Five Steps to Profitable Advertising
July 12, 2011
This page is published in conjunction with Footwear and Fashion Extras magazine and expands on the Five Steps to: Profitable Advertising feature that appeared in a recent edition.
The first thing to remember about advertising is that it is an excellent marketing medium when done correctly .. but that often it fails because a few simple rules are ignored. Observe these rules and your adverts will become far more profitable. Most of these rules are fairly obvious when you think about them; but so many people get them wrong.
Decide what response you want from your advertising? It might be to attend your sale, buy online, send for catalogue, etc.
Small shops can’t use advertising purely to “build the brand”. This works for multinational brands but is far too expensive for smaller businesses.
So you need to have an advertising objective. It could be to attend your sale; in which case make sure the advert makes it clear that you have a sale, what you are offering at the sale (perhaps a discount on normal lines, items bought in purely for the sale, discounts on end of lines or whatever).
Your adverts could focus on an online offer rather than a sale. In both cases these are sales adverts and can work reasonably well provided people are in the mood to buy.
Another approach is to use an advert to capture the contact details of potential customers. Instead of trying to sell to them give them something.

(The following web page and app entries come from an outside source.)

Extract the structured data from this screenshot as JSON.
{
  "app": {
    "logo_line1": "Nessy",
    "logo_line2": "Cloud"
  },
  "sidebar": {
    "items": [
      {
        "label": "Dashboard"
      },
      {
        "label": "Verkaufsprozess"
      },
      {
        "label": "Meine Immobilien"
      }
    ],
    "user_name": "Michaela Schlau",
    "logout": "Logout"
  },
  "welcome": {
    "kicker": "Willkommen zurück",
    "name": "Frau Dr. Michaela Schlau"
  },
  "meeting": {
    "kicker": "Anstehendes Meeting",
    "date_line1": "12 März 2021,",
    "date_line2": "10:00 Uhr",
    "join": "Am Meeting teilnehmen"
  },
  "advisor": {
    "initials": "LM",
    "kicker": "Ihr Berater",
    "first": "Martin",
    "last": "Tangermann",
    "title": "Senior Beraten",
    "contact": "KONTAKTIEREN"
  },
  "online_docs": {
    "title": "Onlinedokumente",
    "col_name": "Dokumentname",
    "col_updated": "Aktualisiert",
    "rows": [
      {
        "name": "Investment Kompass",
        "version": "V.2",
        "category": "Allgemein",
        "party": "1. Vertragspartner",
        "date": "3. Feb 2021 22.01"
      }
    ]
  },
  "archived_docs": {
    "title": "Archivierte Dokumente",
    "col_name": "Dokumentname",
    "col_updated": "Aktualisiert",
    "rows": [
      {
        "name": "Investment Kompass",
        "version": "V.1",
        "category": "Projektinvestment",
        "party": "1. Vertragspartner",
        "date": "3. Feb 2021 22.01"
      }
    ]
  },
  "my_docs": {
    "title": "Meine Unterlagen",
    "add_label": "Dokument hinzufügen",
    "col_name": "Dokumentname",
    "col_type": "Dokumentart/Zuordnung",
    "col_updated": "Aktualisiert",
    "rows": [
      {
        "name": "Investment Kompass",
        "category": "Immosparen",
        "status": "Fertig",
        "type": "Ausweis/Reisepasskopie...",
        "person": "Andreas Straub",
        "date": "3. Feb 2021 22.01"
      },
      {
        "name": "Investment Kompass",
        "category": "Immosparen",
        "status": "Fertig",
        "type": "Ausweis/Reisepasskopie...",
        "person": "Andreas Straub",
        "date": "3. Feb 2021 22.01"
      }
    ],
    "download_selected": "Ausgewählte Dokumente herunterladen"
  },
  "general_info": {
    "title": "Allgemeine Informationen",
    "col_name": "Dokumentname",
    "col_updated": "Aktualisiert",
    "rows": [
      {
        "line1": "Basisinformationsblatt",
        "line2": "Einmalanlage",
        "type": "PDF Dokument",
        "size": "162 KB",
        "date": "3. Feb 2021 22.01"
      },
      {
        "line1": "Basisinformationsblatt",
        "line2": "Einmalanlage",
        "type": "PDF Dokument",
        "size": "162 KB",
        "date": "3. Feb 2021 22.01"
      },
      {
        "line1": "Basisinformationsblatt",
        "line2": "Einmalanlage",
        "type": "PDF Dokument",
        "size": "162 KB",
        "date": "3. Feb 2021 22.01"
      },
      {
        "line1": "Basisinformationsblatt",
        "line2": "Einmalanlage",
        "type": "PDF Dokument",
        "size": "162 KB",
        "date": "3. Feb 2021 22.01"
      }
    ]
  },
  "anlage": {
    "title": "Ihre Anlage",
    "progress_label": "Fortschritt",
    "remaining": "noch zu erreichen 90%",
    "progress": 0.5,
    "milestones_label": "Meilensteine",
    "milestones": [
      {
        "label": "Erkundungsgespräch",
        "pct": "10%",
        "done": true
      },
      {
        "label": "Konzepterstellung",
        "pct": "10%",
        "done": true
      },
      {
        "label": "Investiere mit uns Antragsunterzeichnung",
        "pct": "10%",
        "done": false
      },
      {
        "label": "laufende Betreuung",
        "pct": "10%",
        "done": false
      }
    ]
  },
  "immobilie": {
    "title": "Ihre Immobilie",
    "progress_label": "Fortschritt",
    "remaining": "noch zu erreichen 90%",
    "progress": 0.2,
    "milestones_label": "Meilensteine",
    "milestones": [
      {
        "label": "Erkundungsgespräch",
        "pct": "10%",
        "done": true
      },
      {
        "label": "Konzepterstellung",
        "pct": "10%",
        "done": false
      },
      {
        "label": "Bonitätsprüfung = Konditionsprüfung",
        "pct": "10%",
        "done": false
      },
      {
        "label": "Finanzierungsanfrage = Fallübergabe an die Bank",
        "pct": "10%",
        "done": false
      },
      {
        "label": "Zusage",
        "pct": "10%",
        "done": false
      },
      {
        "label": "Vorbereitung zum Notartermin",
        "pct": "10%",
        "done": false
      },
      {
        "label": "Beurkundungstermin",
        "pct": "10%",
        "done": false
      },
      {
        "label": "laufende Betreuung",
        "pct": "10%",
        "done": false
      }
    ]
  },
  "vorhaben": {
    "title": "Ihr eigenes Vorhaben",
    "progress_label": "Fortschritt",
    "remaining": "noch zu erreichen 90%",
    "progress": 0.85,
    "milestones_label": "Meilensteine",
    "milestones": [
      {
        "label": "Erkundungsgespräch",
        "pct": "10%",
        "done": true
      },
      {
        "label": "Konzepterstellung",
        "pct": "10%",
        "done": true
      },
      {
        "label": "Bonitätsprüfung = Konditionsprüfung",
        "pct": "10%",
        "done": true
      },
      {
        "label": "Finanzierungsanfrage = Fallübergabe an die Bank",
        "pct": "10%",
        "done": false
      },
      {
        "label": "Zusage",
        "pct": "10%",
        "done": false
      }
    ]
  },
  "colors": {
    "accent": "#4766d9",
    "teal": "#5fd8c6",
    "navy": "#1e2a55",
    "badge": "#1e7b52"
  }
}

It might be access to Top Tips on Choosing Footwear for a particular event or some Fashion Accessory Tips. Your tips could be sent as an attachment to an email, given over the counter if people call in or event posted to them. The thing is only people interested in your offer are going to respond and you give you tips in return for the prospects contact details. So you form a database of potential buyers that you can send more tips AND offers to.
Provide relevant information. Established since 1937 is less important than product range, colour, price, benefits, location, contact details etc.
People reading adverts tend to skim through them. You are lucky if they spend more than a few seconds on your advert before moving on .. UNLESS you grab their attention. So if you put your business name and details at the top of the advert they will probably skim on to the next advert before reading your offer. It is far more effective if you put your sales message first; e.g. “25% Discount on Sale Items” and put your business details at the bottom where people will read them if your sales message is compelling.
A good picture is worth a thousand words, especially when advertising in quality magazines and online.
Good photos sell well when printed well. A good picture and a dozen good words is worth two or even three thousand words! Photos tend to reproduce very well in quality magazines and online but can look blurred and indistinct in newspapers where different print processes and lower quality paper is used. Professionally produced photos that have been digitally enhanced are nearly always superior.
Don’t worry about the cost of employing a professional photographer. Often the manufacturer will be able to supply top quality photos to help you sell their product. Ensure they agree to free photos when you agree to stock their lines.
Tell your reader what they need to do; attend sale, email, phone, visit www.YourShopsWebsite.com
Some adverts are so generic and vague the reader isn’t sure what to do when they finish reading it. If you want them to come to your sale you have to make it obvious and tell them when it starts and how long it runs. If you want them to phone for your free Fashion Accessory Tips tell them to do that.
So many times these vital, but obvious points are missed out and that brings me to Rule 5.
Provide some location/contact details and opening hours: your location, phone, email, web address. Advertisers often forget this essential.
It is amazing how many people fail to put their contact details in an advert. You might now your shop is in the High Street but don’t assume everyone else does!
On a recent holiday in Portugal I saw an advert for a museum in the local paper. I never got there as other than knowing it is in Faro I’ve no idea where it is. I asked a couple of people in the street one day but they didn’t know. I would have tried the tourism office, but it was a holiday and they were closed!
So an expensive advert just frustrated a potential customer.
If you want someone to visit, phone or go to your online store provide your physical address, phone number or your web address. Simple really .. but so often forgotten!